In January 2023, Google announced layoffs across the company with 16% of Fuchsia employees being impacted. In May 2023, Google began rolling out a Fuchsia-based update to the second-generation Google Nest Hub.

==Description==

===UI and mobile apps===
Fuchsia's user interface and apps are written in Flutter, a software development kit allowing cross-platform development abilities for Fuchsia, Android, and iOS. Flutter produces apps from Dart. Escher is the Vulkan-based graphics rendering engine, with specific support for "volumetric soft shadows", an element that Ars Technica wrote, "seems custom-built to run Google's shadow-heavy 'Material Design' interface guidelines". The Flutter cross-platform software development kit allows users to install parts of Fuchsia on Android devices.
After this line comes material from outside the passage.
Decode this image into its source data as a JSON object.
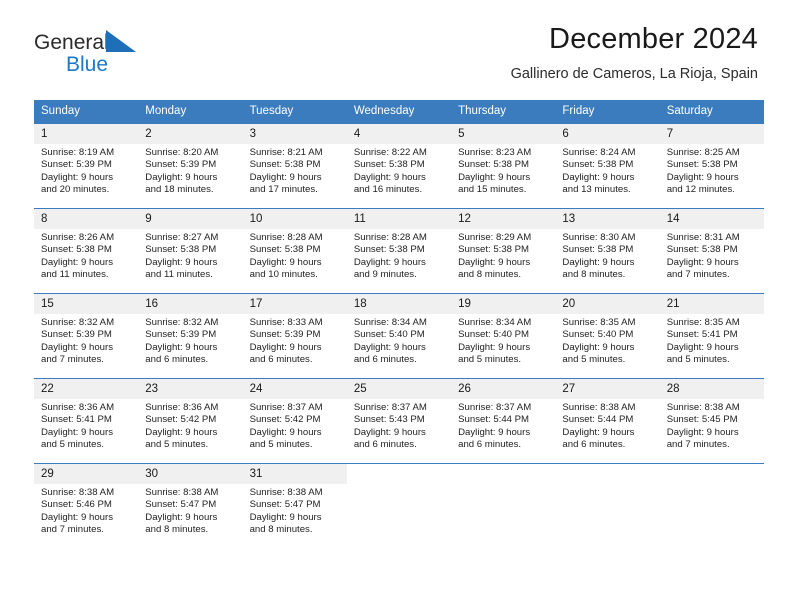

A special version of Android Runtime for Fuchsia is planned to run from a FAR file, the equivalent of the Android APK.

===Kernel===

Fuchsia is based on a new object-capability kernel, Zircon, named after the mineral. Its codebase was derived from that of Little Kernel (LK) for embedded devices, aimed for low-resource uses on a wide variety of devices. LK was developed by Travis Geiselbrecht, who had also co-authored the NewOS kernel used by Haiku, a free software reimplementation of BeOS.

Zircon is written mostly in C++, with some parts in C and assembly language. It is composed of a kernel with a small set of user services, drivers, and libraries which are all necessary for the system to boot, communicate with the hardware, and load the user processes. Its present features include handling threads, virtual memory, inter-process communication, and waiting for changes in the state of objects.

It is heavily inspired by Unix kernels, but differs greatly. For example, it does not support Unix-like signals, but incorporates event-driven programming and the observer pattern. Most system calls do not block the main thread. Resources are represented as objects rather than files, unlike traditional Unix systems in which everything is a file.